Reading the Clouds. Llama 2 and Licensing.
Plus an open question on the future of BI: looking for your thoughts!
Hi! Welcome to August. Before diving in, I just want to call your attention to a feature that we’ve started doing on the dbt blog called the Community Spotlight. Once a quarter we share the stories of members throughout the community, and we just released a new cohort. If you’re looking to get more deeply involved in the dbt community, these folks are fantastic examples of how to do exactly that.
To Opeyemi, Jing, Alan, Faith, Owen, and Josh: thanks for everything you do to make the dbt Community what it is. 💜
Enjoy the issue!
Is this working? This whole ‘get all my news from newsletters’ thing? I used to like Twitter and RSS, but both of those formats have become…less useful, to put it mildly. Over the past six months I’ve converted most of my news consumption habits over to newsletters.
I must admit that I’m not that happy with my habit and workflow so far. I’ve set up all of my Superhuman news split rules so that I have a ‘newsletters’ inbox, but I basically never have enough time to actually go in there and catch up. Ever since setting this up, my unread count has only climbed; a month or so in and I’m now at 277 unread emails in this split, mostly about data. In other contexts I’m an inbox zero person, so this unread count feels like a failure of some kind—either personal or systemic, I can’t tell which.
The funny thing is: while I feel totally underwater with my now-newsletter-powered news feed, the stats for this particular newsletter are continuing to climb. The Analytics Engineering Roundup (previously the Data Science Roundup) has now been active for going on 8 years. It started with ~6k subscribers and has steadily climbed to 22k. Not a huge number, but not terrible for what is ultimately a pretty niche topic. And the engagement numbers continue to be very strong.
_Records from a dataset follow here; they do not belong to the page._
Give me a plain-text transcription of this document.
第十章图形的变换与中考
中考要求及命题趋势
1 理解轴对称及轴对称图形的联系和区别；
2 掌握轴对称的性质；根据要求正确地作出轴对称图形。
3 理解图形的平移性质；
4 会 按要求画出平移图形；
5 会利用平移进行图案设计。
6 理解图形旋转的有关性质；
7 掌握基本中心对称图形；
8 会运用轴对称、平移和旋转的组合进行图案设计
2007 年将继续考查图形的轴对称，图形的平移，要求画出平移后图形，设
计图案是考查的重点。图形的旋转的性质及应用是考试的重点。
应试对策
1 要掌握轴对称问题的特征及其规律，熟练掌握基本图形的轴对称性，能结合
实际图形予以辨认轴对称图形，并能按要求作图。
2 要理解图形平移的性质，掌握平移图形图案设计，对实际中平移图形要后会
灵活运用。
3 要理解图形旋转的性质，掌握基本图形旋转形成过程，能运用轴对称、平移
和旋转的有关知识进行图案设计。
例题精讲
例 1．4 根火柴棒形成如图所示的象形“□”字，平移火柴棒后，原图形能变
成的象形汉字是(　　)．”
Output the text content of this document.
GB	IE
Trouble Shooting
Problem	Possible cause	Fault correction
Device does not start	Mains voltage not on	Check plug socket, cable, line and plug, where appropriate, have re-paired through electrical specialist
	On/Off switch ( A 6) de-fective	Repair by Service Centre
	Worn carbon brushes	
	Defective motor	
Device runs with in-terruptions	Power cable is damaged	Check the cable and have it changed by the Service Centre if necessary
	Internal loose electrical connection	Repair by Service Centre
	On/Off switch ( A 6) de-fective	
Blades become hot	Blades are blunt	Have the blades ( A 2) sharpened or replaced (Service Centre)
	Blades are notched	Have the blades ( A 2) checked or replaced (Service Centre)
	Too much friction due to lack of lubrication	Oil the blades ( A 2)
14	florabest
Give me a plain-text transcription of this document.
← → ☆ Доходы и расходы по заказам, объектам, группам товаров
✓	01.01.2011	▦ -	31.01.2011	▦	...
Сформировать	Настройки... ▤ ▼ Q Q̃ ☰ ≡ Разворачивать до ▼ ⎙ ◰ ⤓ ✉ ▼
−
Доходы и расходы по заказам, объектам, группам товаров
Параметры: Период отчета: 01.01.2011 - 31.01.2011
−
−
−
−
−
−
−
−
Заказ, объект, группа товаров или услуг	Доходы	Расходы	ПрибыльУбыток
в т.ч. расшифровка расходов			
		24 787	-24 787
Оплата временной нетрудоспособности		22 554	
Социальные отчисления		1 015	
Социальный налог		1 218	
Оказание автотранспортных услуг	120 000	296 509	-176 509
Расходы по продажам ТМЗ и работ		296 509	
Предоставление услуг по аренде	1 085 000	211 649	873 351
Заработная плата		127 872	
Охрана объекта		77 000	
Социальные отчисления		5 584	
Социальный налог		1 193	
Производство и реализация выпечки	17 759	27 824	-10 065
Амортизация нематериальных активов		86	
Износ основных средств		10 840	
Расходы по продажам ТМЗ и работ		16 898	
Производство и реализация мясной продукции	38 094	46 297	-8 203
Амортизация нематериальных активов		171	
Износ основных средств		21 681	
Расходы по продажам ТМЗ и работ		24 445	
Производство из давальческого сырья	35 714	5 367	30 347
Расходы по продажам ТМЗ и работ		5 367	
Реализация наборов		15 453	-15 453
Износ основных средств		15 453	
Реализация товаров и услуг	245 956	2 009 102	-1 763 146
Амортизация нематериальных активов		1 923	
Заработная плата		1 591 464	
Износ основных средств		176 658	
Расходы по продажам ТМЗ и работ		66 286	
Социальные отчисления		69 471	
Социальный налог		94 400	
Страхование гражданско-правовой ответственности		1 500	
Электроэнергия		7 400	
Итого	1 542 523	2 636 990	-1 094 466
So, maybe it’s just me? Maybe I’m unusual in my longing for the glory days of blogging and RSS feeds? Or even of Twitter circa 2019. :shrug: Regardless, I continue to be excited for the simple act of writing this newsletter: as has always been true, it forces me to stay current on the industry that I work in. Deadlines and accountability have always been important to motivate me to do hard things, so thank you for supplying both.
You’ll note that our authorship is changing a bit. My partner in crime for the last couple of years, Anna Filippova, is off to find her next adventure. I wouldn’t be surprised if she still showed up in this space from time-to-time as a guest, but we’ll lose her in our regular cadence. This is a bummer for me as I know that there are many topics that Anna writes about much more effectively than I do, but I wish her the best in her next adventure. I hope you’ll join me in wishing her well.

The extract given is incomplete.